British experimental-music mag The Wire has one of the first published reviews of Shabazz Palaces' Black Up on stands—remember them?—now (page 60 of the June 2011 issue). Writer Andrew Nosnitsky offers grudging praise for the Seattle hiphop group's Sub Pop debut album.

It feels a little like the record The Jungle Brothers would be making today, had they not succumbed to the conservative callings of the neo-hip House and instead continued their hard lean into the experimentation of J Beez With The Remedy. Set on top of dubstep wobbles, kitchen sink concrète, stop/go breaks and loose jazzy tangents that throw back to Digable days, Shabazz's heady exercises in wordplay are dense and close to indigestible, but they do reward proper marination. Still there's a lingering sense of calculation to their weirdness, the feeling that this is someone's specific idea of what next-level hiphop is supposed to sound like (a very 90s approach in itself) and not the type of batshit creativity bursts that can lead to truly transcendent experimental hiphop.

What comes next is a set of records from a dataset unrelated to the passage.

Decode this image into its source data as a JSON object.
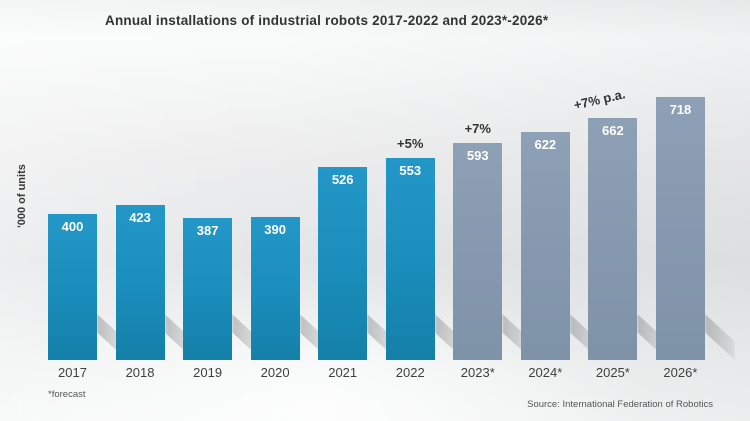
{
  "title": "Annual installations of industrial robots 2017-2022 and 2023*-2026*",
  "y_axis": {
    "label": "'000 of units"
  },
  "footnote": "*forecast",
  "source": "Source: International Federation of Robotics",
  "colors": {
    "actual_bar": "#1b8ebd",
    "forecast_bar": "#8598af",
    "bar_value_text": "#ffffff",
    "annotation_text": "#333333",
    "axis_text": "#3f3f3f"
  },
  "chart_data": {
    "type": "bar",
    "title": "Annual installations of industrial robots 2017-2022 and 2023*-2026*",
    "xlabel": "",
    "ylabel": "'000 of units",
    "categories": [
      "2017",
      "2018",
      "2019",
      "2020",
      "2021",
      "2022",
      "2023*",
      "2024*",
      "2025*",
      "2026*"
    ],
    "values": [
      400,
      423,
      387,
      390,
      526,
      553,
      593,
      622,
      662,
      718
    ],
    "bar_styles": [
      "actual",
      "actual",
      "actual",
      "actual",
      "actual",
      "actual",
      "forecast",
      "forecast",
      "forecast",
      "forecast"
    ],
    "annotations": [
      {
        "category": "2022",
        "text": "+5%",
        "rotated": false
      },
      {
        "category": "2023*",
        "text": "+7%",
        "rotated": false
      },
      {
        "category": "2025*",
        "text": "+7% p.a.",
        "rotated": true
      }
    ],
    "ylim": [
      0,
      740
    ],
    "grid": false,
    "legend": "none",
    "notes": "Bars 2017-2022 actual (teal), 2023*-2026* forecast (gray-blue); values labeled inside bar tops"
  }
}
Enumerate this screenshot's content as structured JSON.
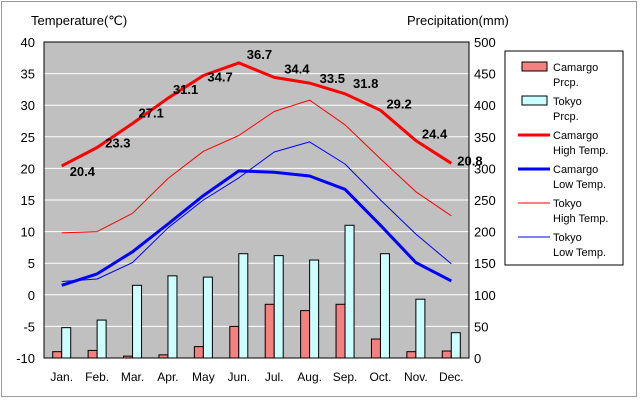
{
  "chart_data": {
    "type": "bar",
    "left_axis_title": "Temperature(℃)",
    "right_axis_title": "Precipitation(mm)",
    "categories": [
      "Jan.",
      "Feb.",
      "Mar.",
      "Apr.",
      "May",
      "Jun.",
      "Jul.",
      "Aug.",
      "Sep.",
      "Oct.",
      "Nov.",
      "Dec."
    ],
    "ylim_left": [
      -10,
      40
    ],
    "left_ticks": [
      "40",
      "35",
      "30",
      "25",
      "20",
      "15",
      "10",
      "5",
      "0",
      "-5",
      "-10"
    ],
    "ylim_right": [
      0,
      500
    ],
    "right_ticks": [
      "500",
      "450",
      "400",
      "350",
      "300",
      "250",
      "200",
      "150",
      "100",
      "50",
      "0"
    ],
    "grid": true,
    "legend_position": "right",
    "bar_series": [
      {
        "name": "Camargo Prcp.",
        "color": "#f48080",
        "values": [
          10,
          12,
          3,
          5,
          18,
          50,
          85,
          75,
          85,
          30,
          10,
          11
        ]
      },
      {
        "name": "Tokyo Prcp.",
        "color": "#ccffff",
        "values": [
          48,
          60,
          115,
          130,
          128,
          165,
          162,
          155,
          210,
          165,
          93,
          40
        ]
      }
    ],
    "line_series": [
      {
        "name": "Camargo High Temp.",
        "color": "#ff0000",
        "width": 3,
        "values": [
          20.4,
          23.3,
          27.1,
          31.1,
          34.7,
          36.7,
          34.4,
          33.5,
          31.8,
          29.2,
          24.4,
          20.8
        ],
        "labels": [
          "20.4",
          "23.3",
          "27.1",
          "31.1",
          "34.7",
          "36.7",
          "34.4",
          "33.5",
          "31.8",
          "29.2",
          "24.4",
          "20.8"
        ]
      },
      {
        "name": "Camargo Low Temp.",
        "color": "#0000ff",
        "width": 3,
        "values": [
          1.5,
          3.3,
          6.8,
          11.2,
          15.7,
          19.6,
          19.4,
          18.8,
          16.7,
          11.0,
          5.1,
          2.2
        ]
      },
      {
        "name": "Tokyo High Temp.",
        "color": "#ff0000",
        "width": 1,
        "values": [
          9.8,
          10.0,
          12.9,
          18.4,
          22.7,
          25.2,
          29.0,
          30.8,
          26.9,
          21.5,
          16.3,
          12.5
        ]
      },
      {
        "name": "Tokyo Low Temp.",
        "color": "#0000ff",
        "width": 1,
        "values": [
          2.1,
          2.5,
          5.1,
          10.6,
          15.0,
          18.5,
          22.6,
          24.2,
          20.7,
          15.0,
          9.6,
          4.9
        ]
      }
    ]
  },
  "legend": {
    "items": [
      {
        "label1": "Camargo",
        "label2": "Prcp.",
        "kind": "bar",
        "color": "#f48080"
      },
      {
        "label1": "Tokyo",
        "label2": "Prcp.",
        "kind": "bar",
        "color": "#ccffff"
      },
      {
        "label1": "Camargo",
        "label2": "High Temp.",
        "kind": "line",
        "color": "#ff0000",
        "width": 3
      },
      {
        "label1": "Camargo",
        "label2": "Low Temp.",
        "kind": "line",
        "color": "#0000ff",
        "width": 3
      },
      {
        "label1": "Tokyo",
        "label2": "High Temp.",
        "kind": "line",
        "color": "#ff0000",
        "width": 1
      },
      {
        "label1": "Tokyo",
        "label2": "Low Temp.",
        "kind": "line",
        "color": "#0000ff",
        "width": 1
      }
    ]
  },
  "colors": {
    "plot_background": "#c0c0c0",
    "gridline": "#ffffff",
    "bar_outline": "#000000"
  }
}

I've only heard a few tracks from Black Up, but Nosnitsky's critique seems a bit miserly. Maybe I'm in the minority, but I think amazing weird music rarely happens without calculation, and "someone's specific idea of what next-level hiphop is supposed to sound like" is no bad thing in my mind. Shabazz aren't really the "batshit" types, but their cool-headed, steely-eyed scheming and scrupulous adventurousness already have resulted in plenty of "transcendent experimental hiphop," and I suspect more will be forthcoming on Black Up.